3) School, child care facility, and
college/university authorities shall handle contacts of infectious disease
cases as prescribed in this Part, or as recommended by the local health
authority.
4) When outbreaks of
disease occur in any child care facility, staff and attendees of the facility
may be considered to be contacts to cases and may be required by the local
health authority to submit specimens for testing.
5) Identifiable information on a student or
staff, such as name and contact information (including current address and
phone), seating charts on busses and in the classroom, and rosters for
extracurricular activities, shall be reported to the Department or local public
health authority for any notifiable disease or condition within the timeframes
specified in this Part.
d) Release of Specimens
1) Whenever this Part requires the submission
of laboratory specimens for release from imposed restrictions, the results of
the examinations will not be accepted unless the specimens have been examined
in the Department's laboratory or an acceptable medical laboratory. The number
of specimens needed for release, as detailed under specific diseases, is the
minimum and may be increased by the Department as necessary. Improper storage
or transportation of a specimen or inadequate growth of the culture suggestive
of recent antibiotic usage can result in disapproval of the submitted specimen
by the Department's laboratory or an acceptable medical laboratory and result
in the need for an additional specimen to be collected.
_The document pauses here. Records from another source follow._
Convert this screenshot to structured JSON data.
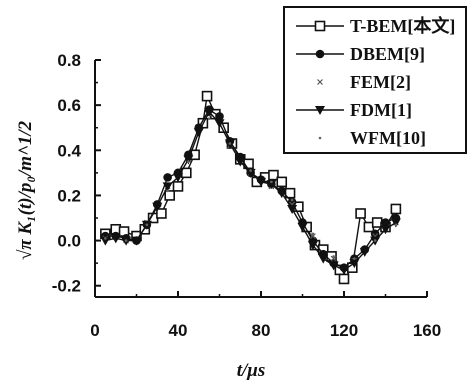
{
  "chart_data": {
    "type": "line",
    "xlabel": "t/μs",
    "ylabel": "√π K₁(t)/p₀/m^1/2",
    "xlim": [
      0,
      160
    ],
    "ylim": [
      -0.25,
      0.8
    ],
    "xticks": [
      0,
      40,
      80,
      120,
      160
    ],
    "yticks": [
      -0.2,
      0.0,
      0.2,
      0.4,
      0.6,
      0.8
    ],
    "xtick_labels": [
      "0",
      "40",
      "80",
      "120",
      "160"
    ],
    "ytick_labels": [
      "-0.2",
      "0.0",
      "0.2",
      "0.4",
      "0.6",
      "0.8"
    ],
    "grid": false,
    "legend_position": "top-right",
    "series": [
      {
        "name": "T-BEM[本文]",
        "marker": "open-square",
        "color": "#111111",
        "x": [
          5,
          10,
          14,
          20,
          24,
          28,
          32,
          36,
          40,
          44,
          48,
          52,
          54,
          58,
          62,
          66,
          70,
          74,
          78,
          82,
          86,
          90,
          94,
          98,
          102,
          106,
          110,
          114,
          118,
          120,
          124,
          128,
          132,
          136,
          140,
          145
        ],
        "y": [
          0.03,
          0.05,
          0.04,
          0.02,
          0.05,
          0.1,
          0.12,
          0.2,
          0.24,
          0.3,
          0.38,
          0.52,
          0.64,
          0.56,
          0.5,
          0.43,
          0.36,
          0.34,
          0.26,
          0.28,
          0.29,
          0.26,
          0.21,
          0.15,
          0.06,
          -0.02,
          -0.04,
          -0.07,
          -0.13,
          -0.17,
          -0.12,
          0.12,
          0.06,
          0.08,
          0.06,
          0.14
        ]
      },
      {
        "name": "DBEM[9]",
        "marker": "filled-circle",
        "color": "#111111",
        "x": [
          5,
          10,
          15,
          20,
          25,
          30,
          35,
          40,
          45,
          50,
          55,
          60,
          65,
          70,
          75,
          80,
          85,
          90,
          95,
          100,
          105,
          110,
          115,
          120,
          125,
          130,
          135,
          140,
          145
        ],
        "y": [
          0.02,
          0.02,
          0.01,
          0.0,
          0.07,
          0.16,
          0.28,
          0.3,
          0.38,
          0.5,
          0.58,
          0.55,
          0.44,
          0.37,
          0.3,
          0.27,
          0.25,
          0.22,
          0.17,
          0.08,
          0.0,
          -0.06,
          -0.1,
          -0.12,
          -0.08,
          -0.04,
          0.03,
          0.08,
          0.1
        ]
      },
      {
        "name": "FEM[2]",
        "marker": "small-x",
        "color": "#555555",
        "x": [
          5,
          15,
          25,
          35,
          45,
          55,
          65,
          75,
          85,
          95,
          105,
          115,
          125,
          135,
          145
        ],
        "y": [
          0.01,
          0.0,
          0.08,
          0.24,
          0.36,
          0.56,
          0.42,
          0.3,
          0.24,
          0.16,
          0.02,
          -0.08,
          -0.09,
          0.02,
          0.08
        ]
      },
      {
        "name": "FDM[1]",
        "marker": "filled-triangle-down",
        "color": "#111111",
        "x": [
          5,
          10,
          15,
          20,
          25,
          30,
          35,
          40,
          45,
          50,
          55,
          60,
          65,
          70,
          75,
          80,
          85,
          90,
          95,
          100,
          105,
          110,
          115,
          120,
          125,
          130,
          135,
          140,
          145
        ],
        "y": [
          0.0,
          0.01,
          0.0,
          0.0,
          0.07,
          0.15,
          0.24,
          0.28,
          0.36,
          0.48,
          0.57,
          0.52,
          0.43,
          0.35,
          0.3,
          0.26,
          0.25,
          0.21,
          0.14,
          0.06,
          -0.02,
          -0.08,
          -0.11,
          -0.13,
          -0.1,
          -0.05,
          0.0,
          0.05,
          0.08
        ]
      },
      {
        "name": "WFM[10]",
        "marker": "dot",
        "color": "#666666",
        "x": [
          5,
          15,
          25,
          35,
          45,
          55,
          65,
          75,
          85,
          95,
          105,
          115,
          125,
          135,
          145
        ],
        "y": [
          0.01,
          0.0,
          0.07,
          0.22,
          0.35,
          0.54,
          0.43,
          0.31,
          0.26,
          0.18,
          0.03,
          -0.07,
          -0.08,
          0.0,
          0.07
        ]
      }
    ]
  }
}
2) The local health authority may require
testing of food handlers for specific pathogens, including, but not limited to,
E. coli, Salmonella and Norovirus, as necessary in response to an
outbreak.
3) A local health
authority may disclose and require to a food service business owner or the
owner's designee that an employee with a disease that can be transmitted
through food cannot return to work until the local health authority lets the
business owner know that the employee can return to work.